There is no information regarding the presence of anagrelide in human milk, the effect on the breastfed child, or the effects on milk production. Anagrelide or its metabolites have been detected in the milk of lactating rats (see Data). Because of the potential for serious adverse reactions, including thrombocytopenia, in a breastfed child, advise patients that breastfeeding is not recommended during treatment with AGRYLIN, and for one week following the last dose.
In a rat milk secretion study, a single oral dose of [14C]-anagrelide hydrochloride (3 mg/kg) was administered to lactating female rats on postnatal Day 10. Drug-related radioactivity was detected in the maternal milk and blood.
Based on findings from animal studies, AGRYLIN may impair female fertility [see Nonclinical Toxicology (13.1)].
The safety and effectiveness of AGRYLIN have been established in pediatric patients 7 years of age and older. There are no data for pediatric patients less than 7 years of age. Use of AGRYLIN in these pediatric patients is supported by evidence from adequate and well controlled studies of AGRYLIN in adults with additional pharmacokinetic, pharmacodynamic, and safety data in 18 pediatric patients aged 7 through 16 years with thrombocythemia secondary to ET [see Dosage and Administration (2.1), Clinical Pharmacology (12.3), and Clinical Studies (14)].
There were no apparent trends or differences in the types of adverse events observed between the pediatric patients compared with those of the adult patients [see Adverse Reactions (6.1)].
Of the 942 subjects in clinical studies of AGRYLIN, 42.1% were 65 years and over, while 14.9% were 75 years and over. No overall differences in safety or effectiveness were observed between these subjects and younger subjects, and other reported clinical experience has not identified differences in response between the elderly and younger patients, but greater sensitivity of some older individuals cannot be ruled out.

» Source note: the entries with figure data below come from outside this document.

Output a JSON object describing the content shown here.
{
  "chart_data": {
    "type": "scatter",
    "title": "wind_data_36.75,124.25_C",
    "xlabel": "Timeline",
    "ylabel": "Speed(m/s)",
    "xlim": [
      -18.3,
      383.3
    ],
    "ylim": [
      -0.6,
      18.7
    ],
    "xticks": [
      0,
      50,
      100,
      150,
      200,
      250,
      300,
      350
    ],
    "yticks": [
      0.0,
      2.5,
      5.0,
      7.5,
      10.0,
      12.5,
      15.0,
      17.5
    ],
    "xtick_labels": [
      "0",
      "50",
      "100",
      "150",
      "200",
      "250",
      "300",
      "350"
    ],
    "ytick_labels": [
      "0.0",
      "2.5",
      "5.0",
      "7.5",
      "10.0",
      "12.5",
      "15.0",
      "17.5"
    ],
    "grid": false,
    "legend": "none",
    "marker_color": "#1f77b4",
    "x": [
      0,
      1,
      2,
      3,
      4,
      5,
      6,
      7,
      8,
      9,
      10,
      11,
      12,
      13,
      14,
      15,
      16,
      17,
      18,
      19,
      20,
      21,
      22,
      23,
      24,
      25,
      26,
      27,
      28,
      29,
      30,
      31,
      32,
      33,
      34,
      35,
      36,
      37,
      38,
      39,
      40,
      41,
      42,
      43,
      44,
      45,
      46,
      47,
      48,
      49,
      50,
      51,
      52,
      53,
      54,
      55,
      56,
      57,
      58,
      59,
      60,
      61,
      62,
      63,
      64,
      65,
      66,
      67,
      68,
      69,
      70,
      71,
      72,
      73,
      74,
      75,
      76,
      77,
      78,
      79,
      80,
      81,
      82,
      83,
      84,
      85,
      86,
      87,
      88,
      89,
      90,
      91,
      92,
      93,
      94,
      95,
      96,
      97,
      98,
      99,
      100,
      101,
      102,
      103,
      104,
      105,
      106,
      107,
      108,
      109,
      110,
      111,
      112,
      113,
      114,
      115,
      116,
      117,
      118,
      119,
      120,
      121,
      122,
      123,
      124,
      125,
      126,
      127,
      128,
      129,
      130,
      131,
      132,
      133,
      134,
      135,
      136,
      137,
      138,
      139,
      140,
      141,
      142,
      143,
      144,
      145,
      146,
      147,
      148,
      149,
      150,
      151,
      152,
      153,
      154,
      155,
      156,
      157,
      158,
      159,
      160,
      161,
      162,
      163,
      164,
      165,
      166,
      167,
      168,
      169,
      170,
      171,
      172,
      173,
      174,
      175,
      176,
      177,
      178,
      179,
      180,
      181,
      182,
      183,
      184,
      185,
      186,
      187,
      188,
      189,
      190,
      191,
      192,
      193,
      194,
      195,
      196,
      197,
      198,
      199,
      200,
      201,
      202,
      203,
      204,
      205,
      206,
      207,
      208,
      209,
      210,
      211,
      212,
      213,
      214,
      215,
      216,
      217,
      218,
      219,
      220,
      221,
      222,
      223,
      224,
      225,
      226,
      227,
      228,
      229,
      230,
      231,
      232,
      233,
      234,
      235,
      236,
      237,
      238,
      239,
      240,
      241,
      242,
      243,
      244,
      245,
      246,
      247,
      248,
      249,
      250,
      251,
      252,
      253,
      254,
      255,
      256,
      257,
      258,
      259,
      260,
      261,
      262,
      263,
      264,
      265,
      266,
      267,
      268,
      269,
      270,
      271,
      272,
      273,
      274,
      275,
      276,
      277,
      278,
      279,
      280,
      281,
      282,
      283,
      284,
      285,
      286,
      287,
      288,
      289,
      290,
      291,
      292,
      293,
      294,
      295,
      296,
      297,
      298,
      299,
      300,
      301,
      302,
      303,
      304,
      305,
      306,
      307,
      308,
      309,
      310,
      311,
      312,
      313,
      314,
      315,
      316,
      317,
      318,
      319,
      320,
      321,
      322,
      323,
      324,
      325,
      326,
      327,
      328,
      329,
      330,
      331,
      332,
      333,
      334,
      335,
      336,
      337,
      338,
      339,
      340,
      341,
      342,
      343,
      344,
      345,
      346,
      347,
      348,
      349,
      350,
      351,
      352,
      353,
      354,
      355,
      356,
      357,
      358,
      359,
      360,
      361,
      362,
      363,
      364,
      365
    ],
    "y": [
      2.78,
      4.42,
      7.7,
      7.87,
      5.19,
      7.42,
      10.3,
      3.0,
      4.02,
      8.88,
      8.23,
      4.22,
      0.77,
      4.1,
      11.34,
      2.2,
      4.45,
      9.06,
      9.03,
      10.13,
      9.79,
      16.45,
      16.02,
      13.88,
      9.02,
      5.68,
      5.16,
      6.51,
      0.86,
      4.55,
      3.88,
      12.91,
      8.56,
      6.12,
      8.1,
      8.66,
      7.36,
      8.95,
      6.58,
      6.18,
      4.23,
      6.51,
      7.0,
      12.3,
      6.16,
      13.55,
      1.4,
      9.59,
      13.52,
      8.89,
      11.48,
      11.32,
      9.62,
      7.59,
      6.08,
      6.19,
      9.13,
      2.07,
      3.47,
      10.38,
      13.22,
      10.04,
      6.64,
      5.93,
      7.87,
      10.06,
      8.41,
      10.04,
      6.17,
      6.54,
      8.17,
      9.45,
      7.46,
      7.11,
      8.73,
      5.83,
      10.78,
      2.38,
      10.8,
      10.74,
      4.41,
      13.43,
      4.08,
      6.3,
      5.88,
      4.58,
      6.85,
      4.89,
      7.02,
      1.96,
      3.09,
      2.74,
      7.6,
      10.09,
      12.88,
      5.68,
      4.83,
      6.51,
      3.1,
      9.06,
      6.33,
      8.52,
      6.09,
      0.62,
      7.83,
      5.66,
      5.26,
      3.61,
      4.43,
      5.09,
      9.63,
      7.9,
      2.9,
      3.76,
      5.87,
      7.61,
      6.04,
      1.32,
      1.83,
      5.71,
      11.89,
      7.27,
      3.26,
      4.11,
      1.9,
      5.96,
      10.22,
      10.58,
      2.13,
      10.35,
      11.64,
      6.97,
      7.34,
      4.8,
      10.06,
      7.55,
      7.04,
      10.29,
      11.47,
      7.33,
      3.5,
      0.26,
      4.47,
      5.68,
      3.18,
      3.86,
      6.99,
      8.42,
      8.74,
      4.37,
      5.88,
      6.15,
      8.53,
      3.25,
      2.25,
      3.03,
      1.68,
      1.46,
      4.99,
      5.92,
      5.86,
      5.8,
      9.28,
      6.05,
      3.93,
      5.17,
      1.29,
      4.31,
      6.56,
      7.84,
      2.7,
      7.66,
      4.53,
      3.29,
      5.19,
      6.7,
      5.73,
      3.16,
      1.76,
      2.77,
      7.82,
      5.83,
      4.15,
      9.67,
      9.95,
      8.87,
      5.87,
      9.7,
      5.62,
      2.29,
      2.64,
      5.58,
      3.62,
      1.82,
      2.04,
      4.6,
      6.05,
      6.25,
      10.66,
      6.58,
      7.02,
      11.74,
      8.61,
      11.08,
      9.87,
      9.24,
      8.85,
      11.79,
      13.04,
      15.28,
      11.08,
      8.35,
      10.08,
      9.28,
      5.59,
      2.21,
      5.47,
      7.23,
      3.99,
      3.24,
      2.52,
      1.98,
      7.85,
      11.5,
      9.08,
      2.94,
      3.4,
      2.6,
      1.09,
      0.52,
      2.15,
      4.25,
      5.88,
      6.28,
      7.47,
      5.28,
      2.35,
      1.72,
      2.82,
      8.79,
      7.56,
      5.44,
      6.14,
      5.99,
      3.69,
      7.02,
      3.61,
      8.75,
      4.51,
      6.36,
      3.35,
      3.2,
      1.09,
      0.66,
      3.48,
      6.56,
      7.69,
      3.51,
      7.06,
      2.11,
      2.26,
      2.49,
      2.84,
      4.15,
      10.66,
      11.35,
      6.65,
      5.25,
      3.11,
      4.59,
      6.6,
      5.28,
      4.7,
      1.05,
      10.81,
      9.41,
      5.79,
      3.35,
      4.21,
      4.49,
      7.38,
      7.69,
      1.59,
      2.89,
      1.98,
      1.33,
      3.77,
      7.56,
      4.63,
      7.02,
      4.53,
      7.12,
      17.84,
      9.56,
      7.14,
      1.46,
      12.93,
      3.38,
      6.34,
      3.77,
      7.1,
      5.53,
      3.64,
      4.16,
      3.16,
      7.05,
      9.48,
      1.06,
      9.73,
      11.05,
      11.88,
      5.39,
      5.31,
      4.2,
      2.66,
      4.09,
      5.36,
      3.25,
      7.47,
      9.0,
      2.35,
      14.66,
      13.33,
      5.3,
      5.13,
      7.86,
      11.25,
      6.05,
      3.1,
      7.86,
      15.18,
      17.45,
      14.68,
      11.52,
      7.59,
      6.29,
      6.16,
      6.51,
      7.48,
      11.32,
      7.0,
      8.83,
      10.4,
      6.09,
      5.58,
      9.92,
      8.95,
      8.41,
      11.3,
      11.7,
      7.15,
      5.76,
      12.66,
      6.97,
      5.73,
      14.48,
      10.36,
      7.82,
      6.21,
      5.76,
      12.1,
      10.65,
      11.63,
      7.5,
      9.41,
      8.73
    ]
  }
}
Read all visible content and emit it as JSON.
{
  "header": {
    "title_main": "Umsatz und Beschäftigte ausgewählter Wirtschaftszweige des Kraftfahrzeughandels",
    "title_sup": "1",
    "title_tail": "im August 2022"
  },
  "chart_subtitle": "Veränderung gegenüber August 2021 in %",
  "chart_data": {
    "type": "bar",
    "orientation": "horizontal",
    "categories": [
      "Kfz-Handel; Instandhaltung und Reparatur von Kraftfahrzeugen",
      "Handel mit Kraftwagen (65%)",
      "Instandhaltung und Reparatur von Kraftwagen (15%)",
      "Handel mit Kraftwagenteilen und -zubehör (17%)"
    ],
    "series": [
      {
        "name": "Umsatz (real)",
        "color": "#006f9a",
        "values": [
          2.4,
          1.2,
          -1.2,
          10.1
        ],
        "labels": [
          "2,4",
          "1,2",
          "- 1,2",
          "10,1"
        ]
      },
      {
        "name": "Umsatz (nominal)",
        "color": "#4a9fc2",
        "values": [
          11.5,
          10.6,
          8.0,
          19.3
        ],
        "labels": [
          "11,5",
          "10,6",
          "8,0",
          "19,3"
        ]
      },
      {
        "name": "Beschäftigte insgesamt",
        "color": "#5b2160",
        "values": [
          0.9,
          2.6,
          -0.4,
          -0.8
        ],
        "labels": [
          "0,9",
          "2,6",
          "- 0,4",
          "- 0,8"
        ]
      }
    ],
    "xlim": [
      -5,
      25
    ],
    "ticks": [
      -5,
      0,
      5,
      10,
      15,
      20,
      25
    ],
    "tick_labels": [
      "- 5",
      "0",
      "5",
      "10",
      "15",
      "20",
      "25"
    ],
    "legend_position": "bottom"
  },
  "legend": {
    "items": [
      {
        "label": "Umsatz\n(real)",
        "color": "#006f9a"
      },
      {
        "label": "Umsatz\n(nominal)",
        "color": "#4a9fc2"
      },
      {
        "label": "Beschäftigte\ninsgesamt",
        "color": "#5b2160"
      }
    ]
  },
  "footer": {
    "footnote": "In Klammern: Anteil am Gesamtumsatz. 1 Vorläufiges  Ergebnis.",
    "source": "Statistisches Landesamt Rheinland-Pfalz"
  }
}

Hepatic metabolism is the major route of anagrelide clearance. Exposure to anagrelide is increased 8-fold in patients with moderate hepatic impairment [see Clinical Pharmacology (12.3)] and dose reduction is required [see Dosage and Administration (2.3)]. Use of AGRYLIN in patients with severe hepatic impairment has not been studied. Avoid use of AGRYLIN in patients with severe hepatic impairment. The potential risks and benefits of AGRYLIN therapy in a patient with mild and moderate hepatic impairment should be assessed before treatment is commenced. Assess hepatic function before and during AGRYLIN treatment [see Warnings and Precautions (5.1)].